09.05. – 10.05.2008 – Groezrock 2008 u.a. mit Billy Talent, Face to Face – Belgien Meerhout

groezrock-2008Tag 1:

Sich bei Liveberichten zu Festivals auf das Wesentliche zu beschränken, fällt schwer. Allen voran, wenn mit solchen Superlativen hantiert wird wie beim Groezrock 2008. Ob es im Independent jemals ein Line Up gegeben hat, bei dem die Augen im Vorfeld derart an Umfang gewannen, bleibt reine Spekulation.
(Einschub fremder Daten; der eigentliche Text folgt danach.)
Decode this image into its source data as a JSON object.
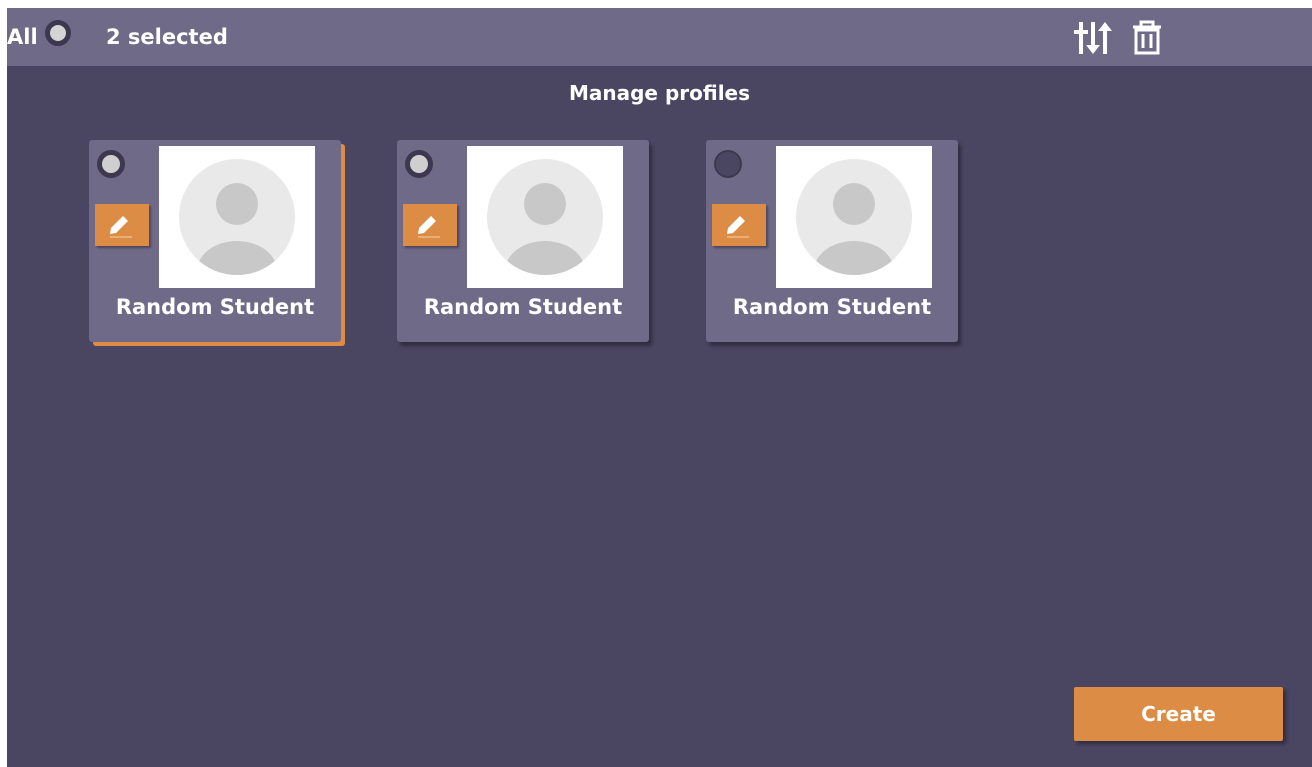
{
  "topbar": {
    "all_label": "All",
    "selected_label": "2 selected",
    "icons": [
      "sort-icon",
      "trash-icon"
    ]
  },
  "title": "Manage profiles",
  "profiles": [
    {
      "name": "Random Student",
      "selected": true,
      "avatar_icon": "default-avatar-icon",
      "edit_icon": "pencil-icon"
    },
    {
      "name": "Random Student",
      "selected": true,
      "avatar_icon": "default-avatar-icon",
      "edit_icon": "pencil-icon"
    },
    {
      "name": "Random Student",
      "selected": false,
      "avatar_icon": "default-avatar-icon",
      "edit_icon": "pencil-icon"
    }
  ],
  "create_label": "Create",
  "colors": {
    "background": "#4a4560",
    "bar": "#6f6a87",
    "accent": "#dc8c45",
    "text": "#ffffff"
  }
}
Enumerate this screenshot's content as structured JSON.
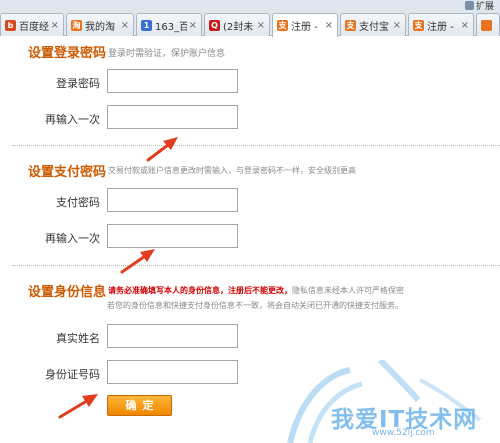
{
  "browser": {
    "extension_label": "扩展",
    "tabs": [
      {
        "label": "百度经",
        "icon_color": "#d64a1c",
        "icon_glyph": "b"
      },
      {
        "label": "我的淘",
        "icon_color": "#e8731e",
        "icon_glyph": "淘"
      },
      {
        "label": "163_百",
        "icon_color": "#3a6fd1",
        "icon_glyph": "1"
      },
      {
        "label": "(2封未",
        "icon_color": "#c41a1a",
        "icon_glyph": "Q"
      },
      {
        "label": "注册 - ",
        "icon_color": "#e8731e",
        "icon_glyph": "支",
        "active": true
      },
      {
        "label": "支付宝",
        "icon_color": "#e8731e",
        "icon_glyph": "支"
      },
      {
        "label": "注册 - ",
        "icon_color": "#e8731e",
        "icon_glyph": "支"
      }
    ],
    "close_glyph": "×"
  },
  "login_password": {
    "title": "设置登录密码",
    "hint": "登录时需验证，保护账户信息",
    "field1_label": "登录密码",
    "field1_value": "",
    "field2_label": "再输入一次",
    "field2_value": ""
  },
  "pay_password": {
    "title": "设置支付密码",
    "hint": "交易付款或账户信息更改时需输入，与登录密码不一样，安全级别更高",
    "field1_label": "支付密码",
    "field1_value": "",
    "field2_label": "再输入一次",
    "field2_value": ""
  },
  "identity": {
    "title": "设置身份信息",
    "hint_red": "请务必准确填写本人的身份信息，注册后不能更改，",
    "hint_gray": "隐私信息未经本人许可严格保密",
    "hint_line2": "若您的身份信息和快捷支付身份信息不一致，将会自动关闭已开通的快捷支付服务。",
    "name_label": "真实姓名",
    "name_value": "",
    "id_label": "身份证号码",
    "id_value": ""
  },
  "submit_label": "确定",
  "watermark": {
    "text": "我爱IT技术网",
    "url": "www.52ij.com"
  },
  "colors": {
    "section_title": "#cc5a00",
    "button": "#f08600",
    "arrow": "#e23b1f",
    "watermark": "#5aa9e6"
  }
}
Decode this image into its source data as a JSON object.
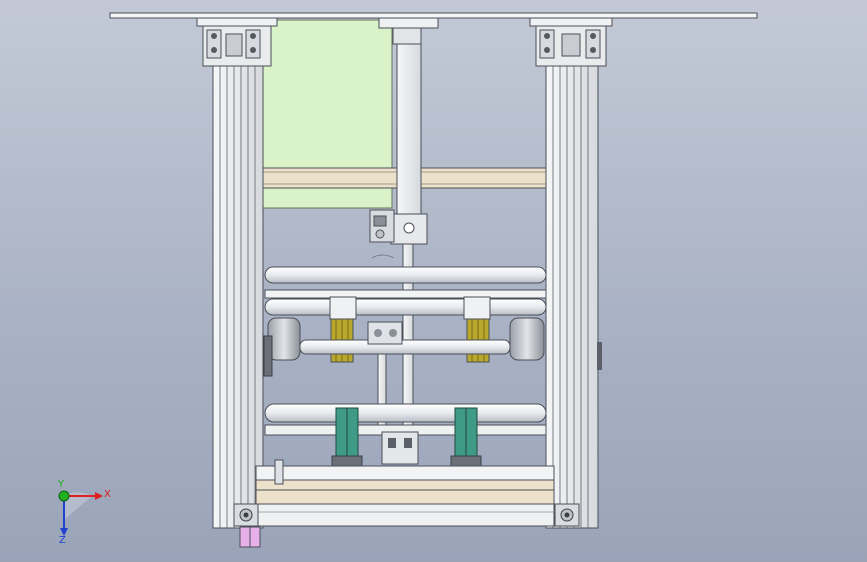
{
  "axis_triad": {
    "x_label": "X",
    "y_label": "Y",
    "z_label": "Z",
    "x_color": "#e02020",
    "y_color": "#20b020",
    "z_color": "#2040d0"
  },
  "colors": {
    "frame": "#eef0f0",
    "frame_edge": "#505560",
    "green_panel": "#d9f2c7",
    "wood": "#ece2cc",
    "teal": "#3f9a86",
    "olive": "#b8a830",
    "pink": "#e8b0e8",
    "gray_wheel": "#c8ccd0"
  }
}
Für den Moment jedoch wurde das belgische Meerhout ´The Place to Be´ – sofern der geneigte Musikfreund bei Namen wie HOT WATER MUSIC, FACE TO FACE, ALKALINE TRIO oder SICK OF IT ALL in blanke Verzückung gerät. Dass die beiden erstgenannten (wie andere) zur Reunion- oder Revival-Show ausholten, sorgte für zusätzliche Anreize. Dazu stimmten die Rahmenbedingungen mit zwei (Zelt-)Bühnen, kaltem Bier zu fairen Preisen und Temperaturen konstant über 25 Grad. Konnte da überhaupt noch was schief gehen?

Nein! Denn es wurde ein denkwürdiges Festival. In allen Belangen. Sicher gab es Lückenfüller, Ausreißer und Bands von bescheidener Qualität. Die (meisten) großen Namen aber lieferten prompt und zielsicher. Dabei war ohnehin für jeden Geschmack etwas dabei. Die Emo/Screamo-Klientel kam mit Vertretern wie THE BLACKOUT, THE AUDITION, ALL TIME LOW und natürlich SILVERSTEIN auf ihre Kosten. Wenn auch nur die. Allen voran THE AUDITION blieben an Belanglosigkeit kaum zu überbieten. Das Publikum sah es ähnlich und verabschiedete sich in Teilen frühzeitig. Am besten weg kamen noch die Routiniers von SILVERSTEIN, die anfangs voll auf ihr jüngstes (und schwächstes) Album „Arrivals & Departures“ setzten. Mit „Sound of the Sun“ gab es gleich zu Beginn immerhin dessen besten Song, wobei anschließend auch Hits wie „Your Sword vs. My Dagger“ kein echtes Gleichgewicht bewirken konnten. Selbiges galt auch für die artverwandten FINCH, die zu vorgerückter Stunde aus der Versenkung auftauchten. Sie spielten vermehrt ältere Songs, allen voran natürlich „Letters to You“. Überspringen wollte der Funke jedoch nicht.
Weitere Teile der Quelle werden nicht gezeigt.